Marta Morice vous habitiez à Lorient depuis 13 ans, Michal Pěchouček vous y êtes allés en bénéficiant d’un programme d’échange de résidence, qu’est-ce qui vous a mené tous les deux en Bretagne ?

Marta : Moi c’est mes études, et ensuite j’ai invité Michal car l’idée d’échange d’atelier me plaisait, je trouvais que l’emplacement de mon atelier au bord de la mer, dans le port de pêche de Lorient était vraiment intéressant pour un artiste du continent, de Prague. J’ai fait la proposition à l’atelier de Karlin, Michal est venu et moi je suis allée dans son atelier à Karlin.

Photo: Institut français de Prague
Michal : C’était vraiment pour le magnifique paysage. Depuis longtemps l’art de Jan Zrzavy m’inspire, c’est l’un des plus grands artistes du XXe siècle pour l’art tchèque et il y a une grande différence dans son art entre avant son expérience avec la Bretagne et après. Quand Marta est venue avec cette idée d’échange, je n’ai pas hésité, je n’ai posé aucune question car je savais déjà que je voulais visiter cet endroit.

« Mes pas dans les tiens... », c’est le nom de votre exposition. Vous avez cherché les endroits où est allé le peintre, les paysages qu’il a peint. Qu’est-ce que vous cherchiez là-bas précisément ? Et surtout est-ce que vous l’avez trouvé ?

Marta : Très bonne question. Oui et non : les vues ont changé, l’architecture a forcément changé, des maisons ont été abattues entre-temps et donc le paysage urbain a beaucoup changé. Moi je trouve toujours quelque chose quand je regarde ces tableaux, je trouve quelque chose de la Bretagne et à ces endroits forcément je retrouve les tableaux comme je les ai connus quand j’étais petite, à l’école, car c’est un peintre qui a marqué notre époque. Ce qu’on a trouvé de concret c’est difficile à dire… Les choses qui restent toujours en Bretagne : le mouvement de l’océan, le mystère que dégagent les roches noires, les choses mystiques. On n’a pas cherché les détails précis à propos d’où il habitait, qui il a rencontré mais plutôt les prises de vue.

Jan Zrzavý était séduit et ému par la Bretagne, l’inertie du paysage, sa nostalgie et sa sérénité. Est-ce que, plus de 80 ans plus tard, vous avez réussi à retrouver ces sensations et à capter les mêmes émotions sur les lieux qu’il a peint ?

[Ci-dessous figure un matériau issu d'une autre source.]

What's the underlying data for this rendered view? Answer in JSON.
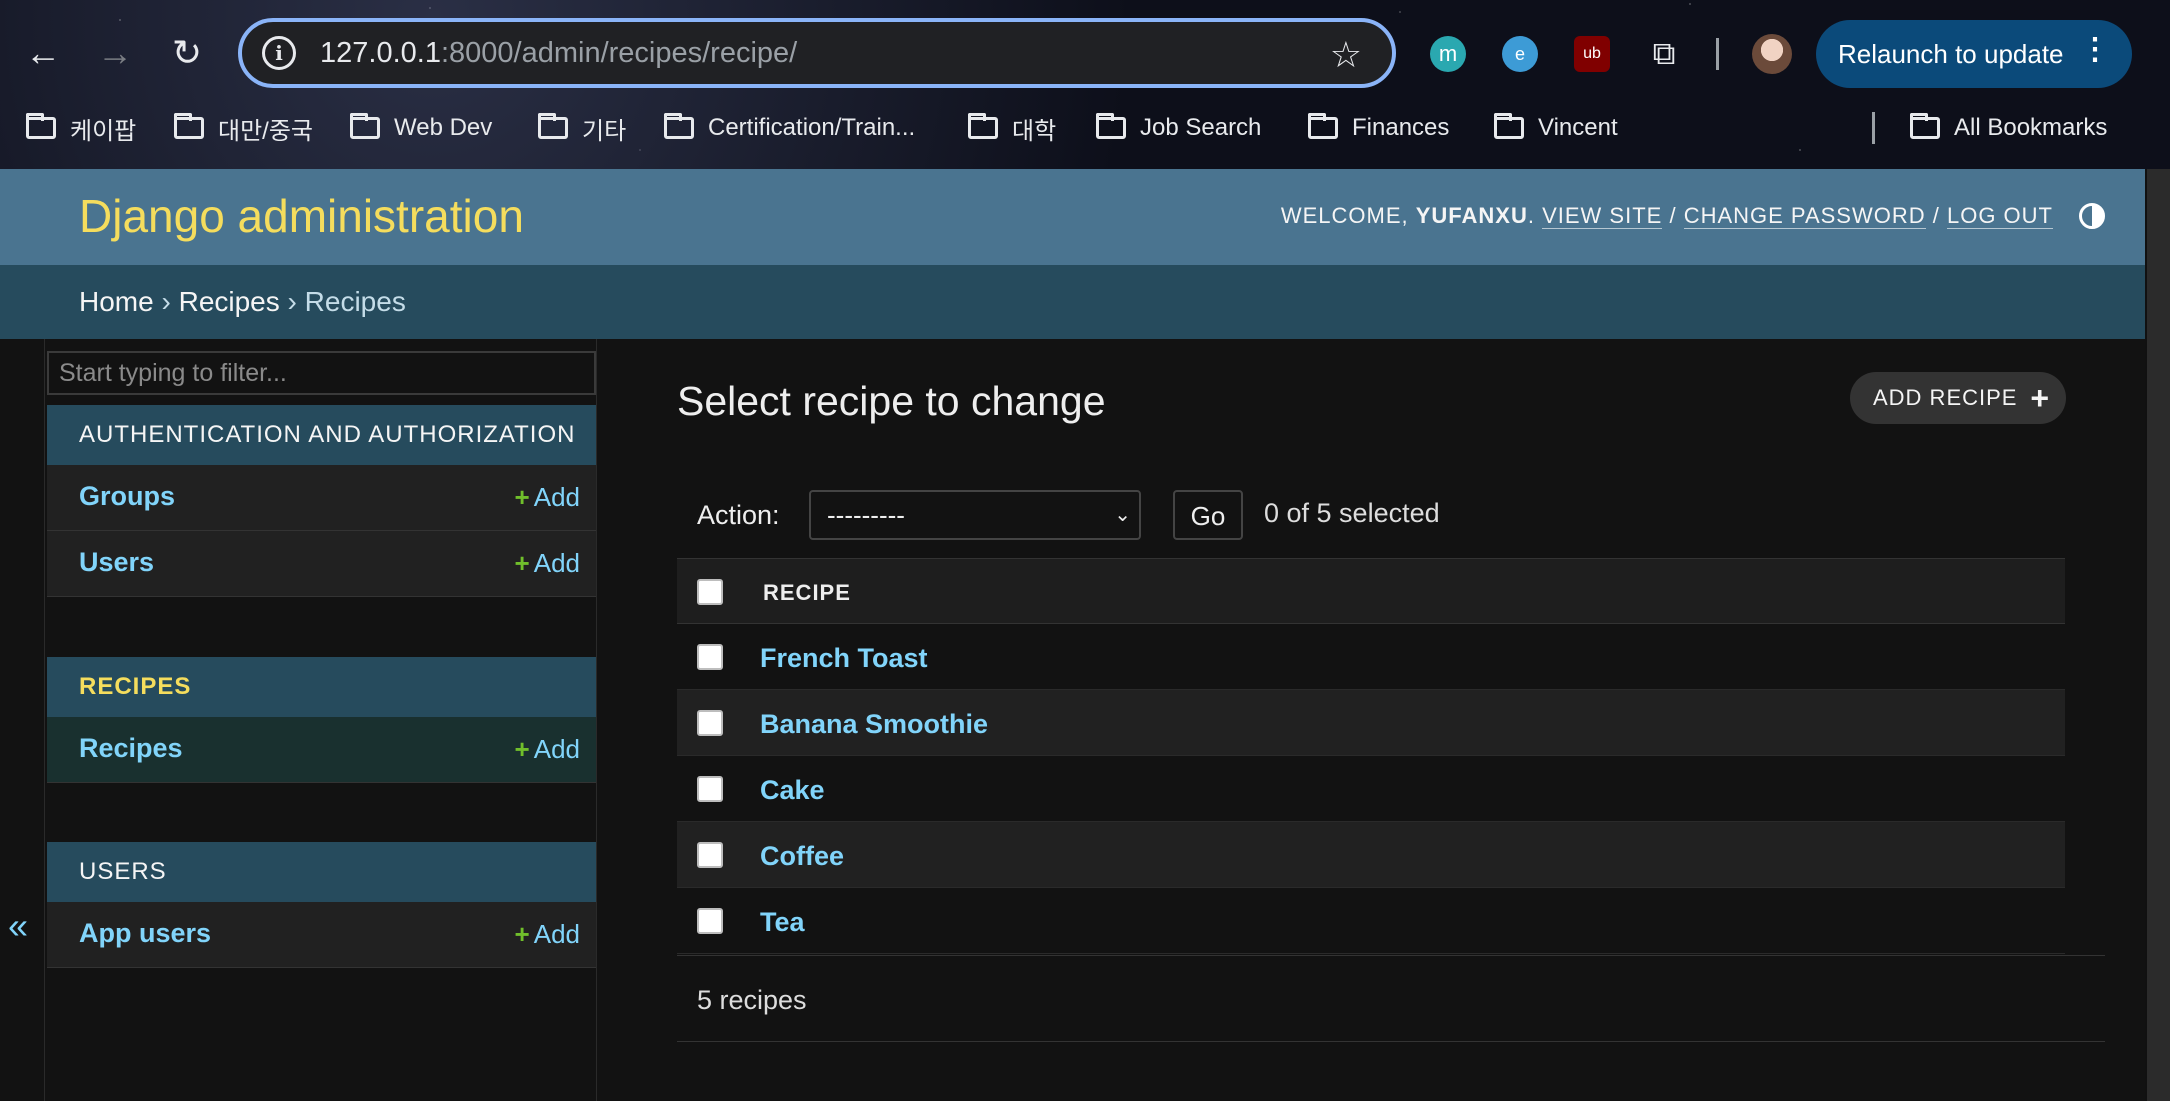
{
  "browser": {
    "url_host": "127.0.0.1",
    "url_rest": ":8000/admin/recipes/recipe/",
    "relaunch_label": "Relaunch to update",
    "bookmarks": [
      "케이팝",
      "대만/중국",
      "Web Dev",
      "기타",
      "Certification/Train...",
      "대학",
      "Job Search",
      "Finances",
      "Vincent"
    ],
    "all_bookmarks": "All Bookmarks",
    "extensions": [
      "m",
      "e",
      "ub"
    ]
  },
  "header": {
    "site_title": "Django administration",
    "welcome": "WELCOME,",
    "username": "YUFANXU",
    "view_site": "VIEW SITE",
    "change_password": "CHANGE PASSWORD",
    "log_out": "LOG OUT"
  },
  "breadcrumbs": [
    "Home",
    "Recipes",
    "Recipes"
  ],
  "sidebar": {
    "filter_placeholder": "Start typing to filter...",
    "modules": [
      {
        "caption": "AUTHENTICATION AND AUTHORIZATION",
        "items": [
          {
            "name": "Groups",
            "add": "Add"
          },
          {
            "name": "Users",
            "add": "Add"
          }
        ]
      },
      {
        "caption": "RECIPES",
        "items": [
          {
            "name": "Recipes",
            "add": "Add"
          }
        ]
      },
      {
        "caption": "USERS",
        "items": [
          {
            "name": "App users",
            "add": "Add"
          }
        ]
      }
    ],
    "collapse": "«"
  },
  "content": {
    "title": "Select recipe to change",
    "add_button": "ADD RECIPE",
    "action_label": "Action:",
    "action_selected": "---------",
    "go": "Go",
    "counter": "0 of 5 selected",
    "column": "RECIPE",
    "rows": [
      "French Toast",
      "Banana Smoothie",
      "Cake",
      "Coffee",
      "Tea"
    ],
    "paginator": "5 recipes"
  },
  "colors": {
    "accent": "#f5dd5d",
    "header_bg": "#4a7490",
    "link": "#81d4fa",
    "add_plus": "#70bf2b"
  }
}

Michal : On a trouvé ce que Jan Zrzavy n’a pas trouvé ici. Bien sûr à part la mer, il y a cette forme de monumentalité, cette brutalité du paysage. Ici tout est comme modéré : les montagnes sont modérées, les fleuves sont modérés. Il n’y a pas ce paysage dramatique. Une autre chose qu’il ne pouvait pas trouver en République tchèque était cette lumière spécifique, qui laisse voir un spectre de couleurs qui lui est propre. Je dirais que dans cette configuration il est plus inspirant de peindre l’automne et les paysages de Bretagne qui ont cette lumière. Je voulais peindre mes monochromes en Bretagne car il y a cette lumière spécifique qu’il n’y a pas en République tchèque. J’ai trouvé aussi là-bas une motivation qui m’a donné une chance en tant que peintre, je ne pense pas à un peintre qui reste un certain temps mais plutôt à une possibilité momentanée qui se présente de peindre quelque chose de différent. Donc plutôt qu’un exercice ce que j’ai trouvé c’est surtout cette motivation.

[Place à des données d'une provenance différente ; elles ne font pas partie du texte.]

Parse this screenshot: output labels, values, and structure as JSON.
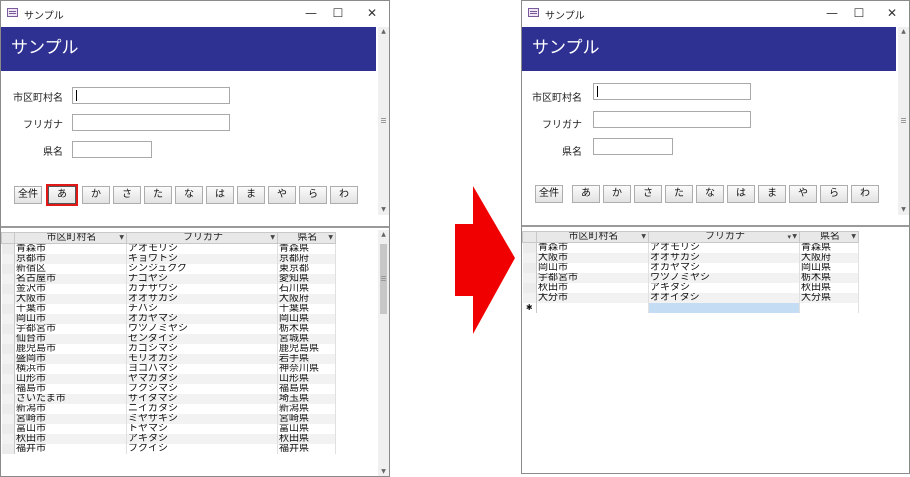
{
  "window": {
    "title": "サンプル",
    "minimize": "—",
    "maximize": "☐",
    "close": "✕"
  },
  "form": {
    "heading": "サンプル",
    "labels": {
      "city": "市区町村名",
      "kana": "フリガナ",
      "pref": "県名"
    },
    "buttons": [
      "全件",
      "あ",
      "か",
      "さ",
      "た",
      "な",
      "は",
      "ま",
      "や",
      "ら",
      "わ"
    ]
  },
  "grid": {
    "columns": [
      "市区町村名",
      "フリガナ",
      "県名"
    ]
  },
  "left": {
    "selected_button": "あ",
    "rows": [
      [
        "青森市",
        "アオモリシ",
        "青森県"
      ],
      [
        "京都市",
        "キョウトシ",
        "京都府"
      ],
      [
        "新宿区",
        "シンジュクク",
        "東京都"
      ],
      [
        "名古屋市",
        "ナゴヤシ",
        "愛知県"
      ],
      [
        "金沢市",
        "カナザワシ",
        "石川県"
      ],
      [
        "大阪市",
        "オオサカシ",
        "大阪府"
      ],
      [
        "千葉市",
        "チバシ",
        "千葉県"
      ],
      [
        "岡山市",
        "オカヤマシ",
        "岡山県"
      ],
      [
        "宇都宮市",
        "ウツノミヤシ",
        "栃木県"
      ],
      [
        "仙台市",
        "センダイシ",
        "宮城県"
      ],
      [
        "鹿児島市",
        "カゴシマシ",
        "鹿児島県"
      ],
      [
        "盛岡市",
        "モリオカシ",
        "岩手県"
      ],
      [
        "横浜市",
        "ヨコハマシ",
        "神奈川県"
      ],
      [
        "山形市",
        "ヤマガタシ",
        "山形県"
      ],
      [
        "福島市",
        "フクシマシ",
        "福島県"
      ],
      [
        "さいたま市",
        "サイタマシ",
        "埼玉県"
      ],
      [
        "新潟市",
        "ニイガタシ",
        "新潟県"
      ],
      [
        "宮崎市",
        "ミヤザキシ",
        "宮崎県"
      ],
      [
        "富山市",
        "トヤマシ",
        "富山県"
      ],
      [
        "秋田市",
        "アキタシ",
        "秋田県"
      ],
      [
        "福井市",
        "フクイシ",
        "福井県"
      ]
    ]
  },
  "right": {
    "new_record_marker": "✱",
    "filter_icon": "▾",
    "rows": [
      [
        "青森市",
        "アオモリシ",
        "青森県"
      ],
      [
        "大阪市",
        "オオサカシ",
        "大阪府"
      ],
      [
        "岡山市",
        "オカヤマシ",
        "岡山県"
      ],
      [
        "宇都宮市",
        "ウツノミヤシ",
        "栃木県"
      ],
      [
        "秋田市",
        "アキタシ",
        "秋田県"
      ],
      [
        "大分市",
        "オオイタシ",
        "大分県"
      ]
    ]
  },
  "colors": {
    "banner": "#2e3192",
    "arrow": "#f00000",
    "selected_outline": "#e01818",
    "new_row_highlight": "#c5dcf5"
  }
}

Marta : Ça m’a aidée à retrouver ma motivation pour la peinture car j’avais des doutes. Je me suis retrouvée à Karlin avec beaucoup de peintres et on a mené des dialogues tous les jours, ils étaient curieux d’avoir mon avis sur leur travail. Ça m’a redonné de l’énergie, car l’atelier où je suis est surtout occupé par des sculpteurs, des artistes qui font des installations et d’une manière générale je ne suis pas très entourée par un grand nombre de peintres donc ici je me suis sentie plus entourée.

Vous avez chacun utilisé vos propres techniques artistiques pour construire cet hommage à la peinture de Jan Zrzavý, pourquoi et comment avez-vous choisi ces techniques – l’aquarelle pour Marta Morice, la peinture et le monochrome pour Michal Pěchouček ? Comment avez-vous fait correspondre votre art avec celui du peintre ?

Marta : Il n’y avait pas d’idée de correspondance. On est dans un autre monde, il y a une évolution dans la peinture donc on ne peut pas être en relation avec ce qu’il faisait... Si, peut-être un petit peu : je parlais du symbolisme de Zrzavý qui m’a inspirée, j’aimais beaucoup ce symbolisme chez lui, les yeux fermés, le secret sous-jacent qui n’est pas exprimé.

Jan Zrzavý à Paris,  1926
Michal : Cette inspiration est évidente dans ce cycle puisqu’il y a partout des motifs de voiles et de bateaux et c’était son domaine. Je dirais que j’ai commencé une sorte d’étude « à la Jan Zrzavý ». Il y avait bien sûr aussi une inspiration des sujets de ses tableaux, même si c’est plutôt une association d’idée car la peinture qui est sur ces toiles est contrôlée et systématique. Le plus important c’est bien sûr l’inspiration avec les motifs que j’ai mentionnés.

Vous m’avez dit en plus que vous aviez travaillé séparément pour ce projet, alors comment construit-on une exposition à deux en travaillant chacun de votre côté ?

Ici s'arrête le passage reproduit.